Vancouver residents continue to fall victim to a notorious bail money scam.
Locals lost over $700,000 to the scam in 2022 alone and it has become one of the top 10 scams in North America.
One Vancouver senior says that her encounter with the scam was very believable.
'Everything sounded so real'
Anni Von Der Linde, 87, says she received a phone call on a Tuesday (Jan. 31) afternoon from someone claiming to be her grandson, Leo.
The caller told her that he was on his way home from the doctor when he was stopped by a police officer who, then found marijuana in his car. Von Der Linde was told that she had to go to the bank and take out $10,000 cash in bail money, which would later be collected at her home.
She complied and was about to leave her home when she thought to call Leo's father. He told her that Leo was, in fact, at home and had never gone to the doctor.
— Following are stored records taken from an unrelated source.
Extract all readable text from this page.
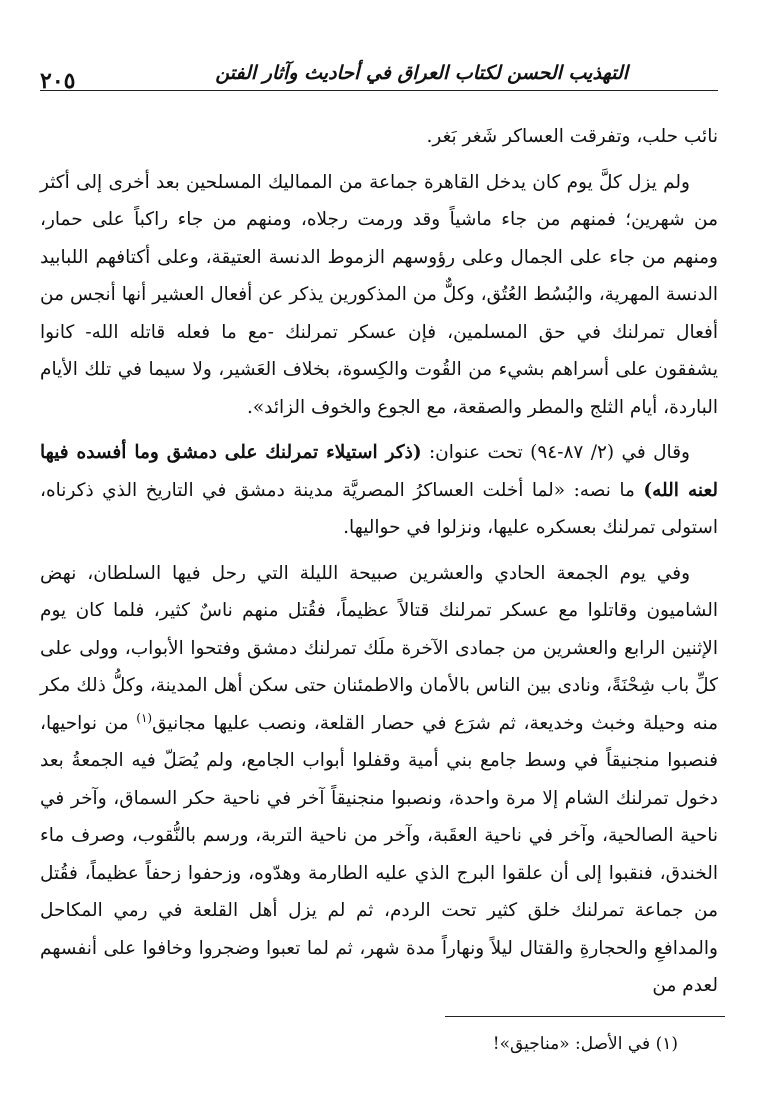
٢٠٥	التهذيب الحسن لكتاب العراق في أحاديث وآثار الفتن

نائب حلب، وتفرقت العساكر شَغر بَغر.

ولم يزل كلَّ يوم كان يدخل القاهرة جماعة من المماليك المسلحين بعد أخرى إلى أكثر من شهرين؛ فمنهم من جاء ماشياً وقد ورمت رجلاه، ومنهم من جاء راكباً على حمار، ومنهم من جاء على الجمال وعلى رؤوسهم الزموط الدنسة العتيقة، وعلى أكتافهم اللبابيد الدنسة المهرية، والبُسُط العُتُق، وكلٌّ من المذكورين يذكر عن أفعال العشير أنها أنجس من أفعال تمرلنك في حق المسلمين، فإن عسكر تمرلنك -مع ما فعله قاتله الله- كانوا يشفقون على أسراهم بشيء من القُوت والكِسوة، بخلاف العَشير، ولا سيما في تلك الأيام الباردة، أيام الثلج والمطر والصقعة، مع الجوع والخوف الزائد».

وقال في (٢/ ٨٧-٩٤) تحت عنوان: (ذكر استيلاء تمرلنك على دمشق وما أفسده فيها لعنه الله) ما نصه: «لما أخلت العساكرُ المصريَّة مدينة دمشق في التاريخ الذي ذكرناه، استولى تمرلنك بعسكره عليها، ونزلوا في حواليها.

وفي يوم الجمعة الحادي والعشرين صبيحة الليلة التي رحل فيها السلطان، نهض الشاميون وقاتلوا مع عسكر تمرلنك قتالاً عظيماً، فقُتل منهم ناسٌ كثير، فلما كان يوم الإثنين الرابع والعشرين من جمادى الآخرة ملَك تمرلنك دمشق وفتحوا الأبواب، وولى على كلِّ باب شِحْنَةً، ونادى بين الناس بالأمان والاطمئنان حتى سكن أهل المدينة، وكلُّ ذلك مكر منه وحيلة وخبث وخديعة، ثم شرَع في حصار القلعة، ونصب عليها مجانيق$^{(١)}$ من نواحيها، فنصبوا منجنيقاً في وسط جامع بني أمية وقفلوا أبواب الجامع، ولم يُصَلّ فيه الجمعةُ بعد دخول تمرلنك الشام إلا مرة واحدة، ونصبوا منجنيقاً آخر في ناحية حكر السماق، وآخر في ناحية الصالحية، وآخر في ناحية العقَبة، وآخر من ناحية التربة، ورسم بالنُّقوب، وصرف ماء الخندق، فنقبوا إلى أن علقوا البرج الذي عليه الطارمة وهدّوه، وزحفوا زحفاً عظيماً، فقُتل من جماعة تمرلنك خلق كثير تحت الردم، ثم لم يزل أهل القلعة في رمي المكاحل والمدافعِ والحجارةِ والقتال ليلاً ونهاراً مدة شهر، ثم لما تعبوا وضجروا وخافوا على أنفسهم لعدم من

(١) في الأصل: «مناجيق»!
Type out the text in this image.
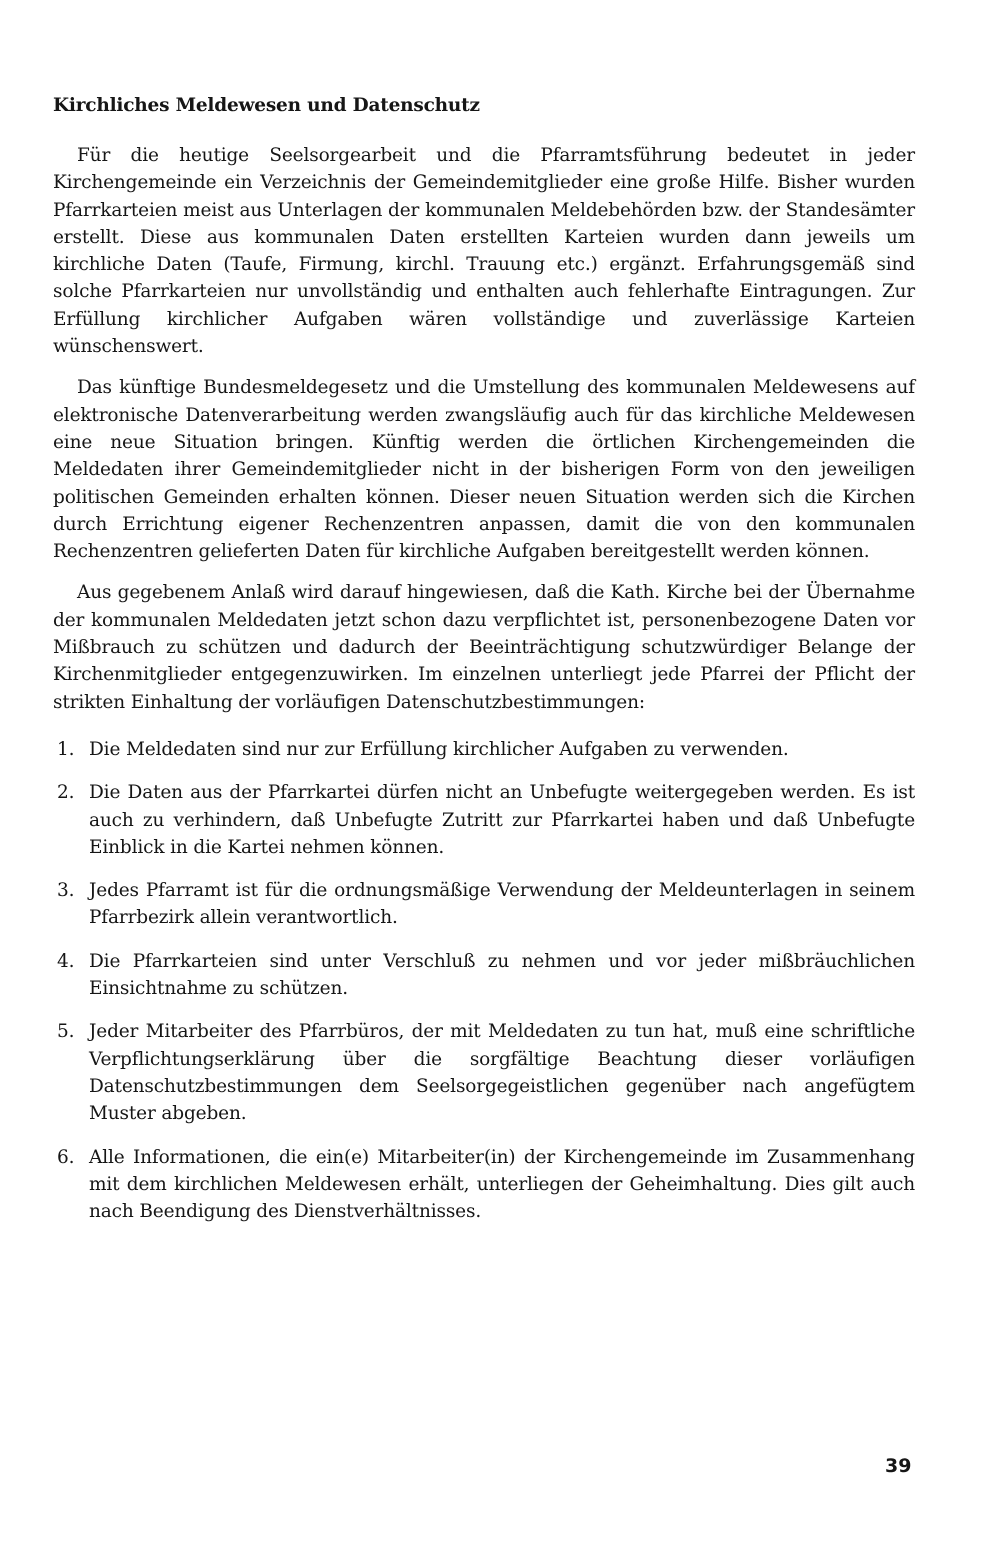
Kirchliches Meldewesen und Datenschutz

Für die heutige Seelsorgearbeit und die Pfarramtsführung bedeutet in jeder Kirchengemeinde ein Verzeichnis der Gemeindemitglieder eine große Hilfe. Bisher wurden Pfarrkarteien meist aus Unterlagen der kommunalen Meldebehörden bzw. der Standesämter erstellt. Diese aus kommunalen Daten erstellten Karteien wurden dann jeweils um kirchliche Daten (Taufe, Firmung, kirchl. Trauung etc.) ergänzt. Erfahrungsgemäß sind solche Pfarrkarteien nur unvollständig und enthalten auch fehlerhafte Eintragungen. Zur Erfüllung kirchlicher Aufgaben wären vollständige und zuverlässige Karteien wünschenswert.

Das künftige Bundesmeldegesetz und die Umstellung des kommunalen Meldewesens auf elektronische Datenverarbeitung werden zwangsläufig auch für das kirchliche Meldewesen eine neue Situation bringen. Künftig werden die örtlichen Kirchengemeinden die Meldedaten ihrer Gemeindemitglieder nicht in der bisherigen Form von den jeweiligen politischen Gemeinden erhalten können. Dieser neuen Situation werden sich die Kirchen durch Errichtung eigener Rechenzentren anpassen, damit die von den kommunalen Rechenzentren gelieferten Daten für kirchliche Aufgaben bereitgestellt werden können.

Aus gegebenem Anlaß wird darauf hingewiesen, daß die Kath. Kirche bei der Übernahme der kommunalen Meldedaten jetzt schon dazu verpflichtet ist, personenbezogene Daten vor Mißbrauch zu schützen und dadurch der Beeinträchtigung schutzwürdiger Belange der Kirchenmitglieder entgegenzuwirken. Im einzelnen unterliegt jede Pfarrei der Pflicht der strikten Einhaltung der vorläufigen Datenschutzbestimmungen:

1. Die Meldedaten sind nur zur Erfüllung kirchlicher Aufgaben zu verwenden.
2. Die Daten aus der Pfarrkartei dürfen nicht an Unbefugte weitergegeben werden. Es ist auch zu verhindern, daß Unbefugte Zutritt zur Pfarrkartei haben und daß Unbefugte Einblick in die Kartei nehmen können.
3. Jedes Pfarramt ist für die ordnungsmäßige Verwendung der Meldeunterlagen in seinem Pfarrbezirk allein verantwortlich.
4. Die Pfarrkarteien sind unter Verschluß zu nehmen und vor jeder mißbräuchlichen Einsichtnahme zu schützen.
5. Jeder Mitarbeiter des Pfarrbüros, der mit Meldedaten zu tun hat, muß eine schriftliche Verpflichtungserklärung über die sorgfältige Beachtung dieser vorläufigen Datenschutzbestimmungen dem Seelsorgegeistlichen gegenüber nach angefügtem Muster abgeben.
6. Alle Informationen, die ein(e) Mitarbeiter(in) der Kirchengemeinde im Zusammenhang mit dem kirchlichen Meldewesen erhält, unterliegen der Geheimhaltung. Dies gilt auch nach Beendigung des Dienstverhältnisses.
39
Von Der Linde couldn't believe how close she had been to believing the scammer. "Everything sounded so real," she tells V.I.A. "It makes me angry that they prey on us old people and that I nearly fell for it."
How to identify the bail money scam
The Vancouver Police Department (VPD) has a webpage dedicated to fraud prevention with warnings against a number of commonly reported scams, including the widespread bail money scam.
The bail money scam, also known as the "grandparent scam," preys on a grandparent's love and concern for their grandchild, causing people to lose between $8,000 and $15,000 each time they are targeted. Some victims are defrauded multiple times.
As described in Von Der Linde's encounter, the scammers will identify themselves as a lawyer, police officer, government official, or even the victim's grandchild, niece, or nephew.
The scenario typically involves a car accident or a family member being in jail and urgently needing bail money.
The scammer may ask victims to not discuss the bail money request with anyone, including a bank teller, and will send an "official" to the victim's home to pick up the money. In some cases the victim may be asked to courier the money out of the province.
"The pressure to act fast, along with confusing instructions, can make it hard to focus and rationalize what is happening," warns VPD.
What to do if you suspect a scam
VPD instructs those who suspect that they are dealing with a scammer to hang up and call the family member mentioned, or another trusted individual, to ensure their safety before agreeing to hand over any money.
If the scammers have your address and are sending someone to pick up the money, or you feel your immediate safety is threatened, call 911 immediately.
Those who have lost money to the scam should call the VPD at 604-717-3321.